A bare light, be it from flash or studio strobe, is very harsh and hard. It will create stark contrast and sharp shadows. For some applications this may be exactly what you want but often it is not – especially if you’re looking to produce some flattering portraits.
To soften the light you need some sort of modifier and there are many to choose from;
Umbrella – perhaps the most common, and used either with a reflective internal surface that reflects flash light back onto the subject or semi-opaque that allow you to shoot through the umbrella and diffuse the light. Another shoot-through option is the softbox – a rectangular box with a semi-opaque cover on the front (and possible further diffusion material inside) which again diffuses light nicely.
Combining the two you get an umbrella box which opens like an umbrella and has a silver inside but also has the ability to fix a diffusion layer to the front like a softbox. Available in many sizes, these are very versatile yet collapse down small when not being used.
The items above can be large and not very portable so there are a range of smaller flash soft boxes to fix to a flash mounted on your camera. While not quite as effective as bigger umbrella boxes they are an improvement on bare flash and small enough to be portable – Glyn Dewis uses one for many of his black background portraits.
Another relatively new invention is the flash bender which can act like a reflector or a diffuser and even a snoot if you shape it correctly.
You can make the most of the light you have by using a reflector – this can be used to bounce natural light onto a subject or reflect flash light back. A 5-in-1 type comes with 4 different coloured surfaces – white, silver, gold and black – and can also act as a diffuser if you take off the cover completely.

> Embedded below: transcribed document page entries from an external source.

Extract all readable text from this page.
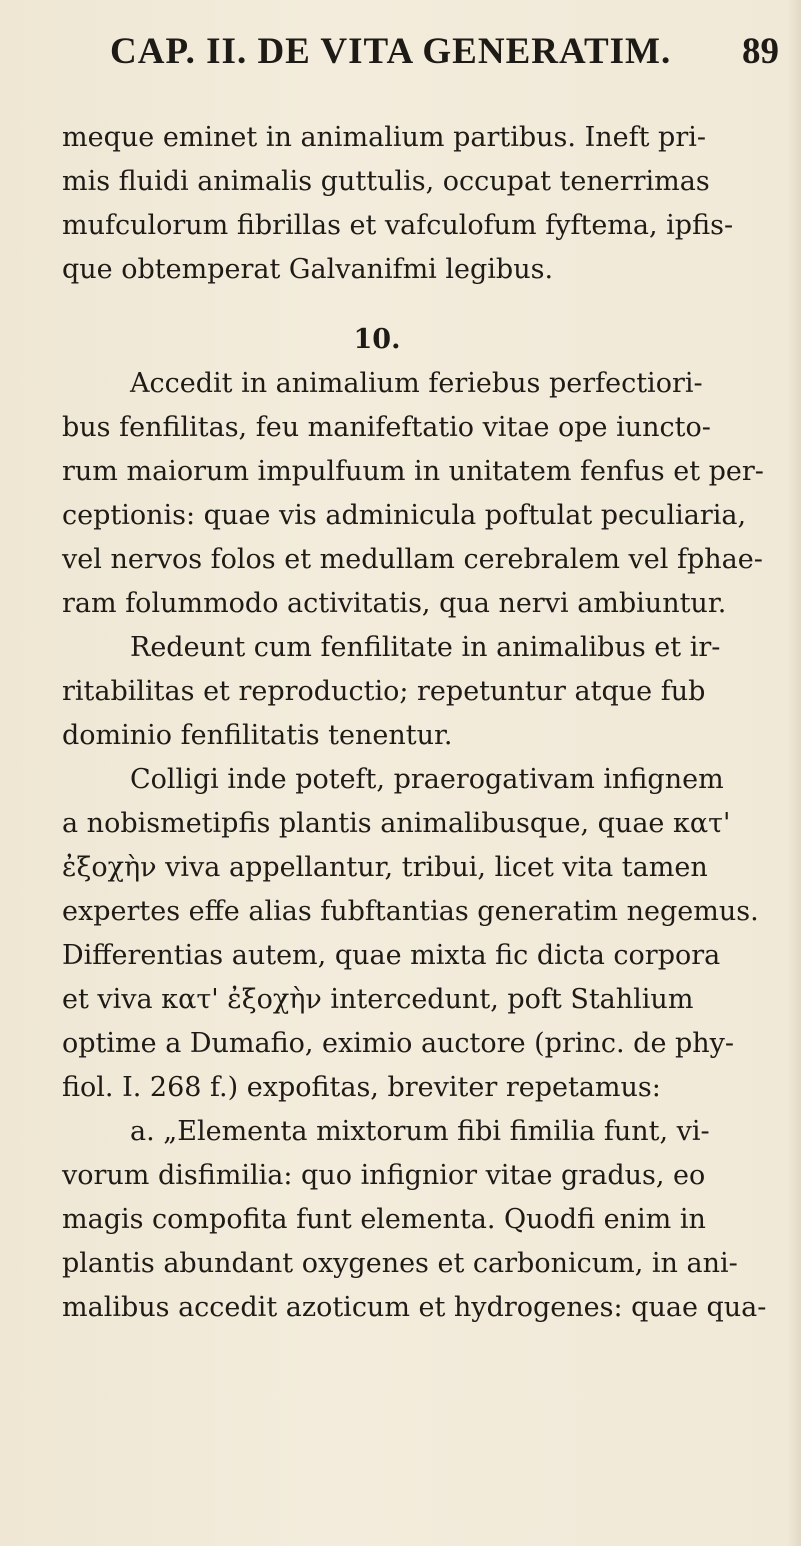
CAP. II. DE VITA GENERATIM. 89
meque eminet in animalium partibus. Ineft pri-
mis fluidi animalis guttulis, occupat tenerrimas
mufculorum fibrillas et vafculofum fyftema, ipfis-
que obtemperat Galvanifmi legibus.
10.
Accedit in animalium feriebus perfectiori-
bus fenfilitas, feu manifeftatio vitae ope iuncto-
rum maiorum impulfuum in unitatem fenfus et per-
ceptionis: quae vis adminicula poftulat peculiaria,
vel nervos folos et medullam cerebralem vel fphae-
ram folummodo activitatis, qua nervi ambiuntur.
Redeunt cum fenfilitate in animalibus et ir-
ritabilitas et reproductio; repetuntur atque fub
dominio fenfilitatis tenentur.
Colligi inde poteft, praerogativam infignem
a nobismetipfis plantis animalibusque, quae κατ'
ἐξοχὴν viva appellantur, tribui, licet vita tamen
expertes effe alias fubftantias generatim negemus.
Differentias autem, quae mixta fic dicta corpora
et viva κατ' ἐξοχὴν intercedunt, poft Stahlium
optime a Dumafio, eximio auctore (princ. de phy-
fiol. I. 268 f.) expofitas, breviter repetamus:
a. „Elementa mixtorum fibi fimilia funt, vi-
vorum disfimilia: quo infignior vitae gradus, eo
magis compofita funt elementa. Quodfi enim in
plantis abundant oxygenes et carbonicum, in ani-
malibus accedit azoticum et hydrogenes: quae qua-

One item that will really help you with flash photography is a light meter. This speeds up the setting up of shots massively and takes away all the guess work and trial and error. Simple ones measure incident light only – the light falling on the subject – so you would stand by the subject and test the light coming from your strobes directly. Other meters will also allow reflective light metering – which is what your camera does. Measuring the amount of light reflected back from the subject. A must-have for the serious flash user.
If you feel like getting creative with flash then some cheap flash gels will allow you to change the colour of the light that you produce. You may want to do this to match orange evening sun if you are shooting with ambient + flash light, or match the colour of tungsten lights if you’re shooting indoors. Or you might want to add a cool moody blue tint. Or you might be looking for something much more creative like purple or green light. Whatever the aim, a cheap set of gels for flashes are very handy.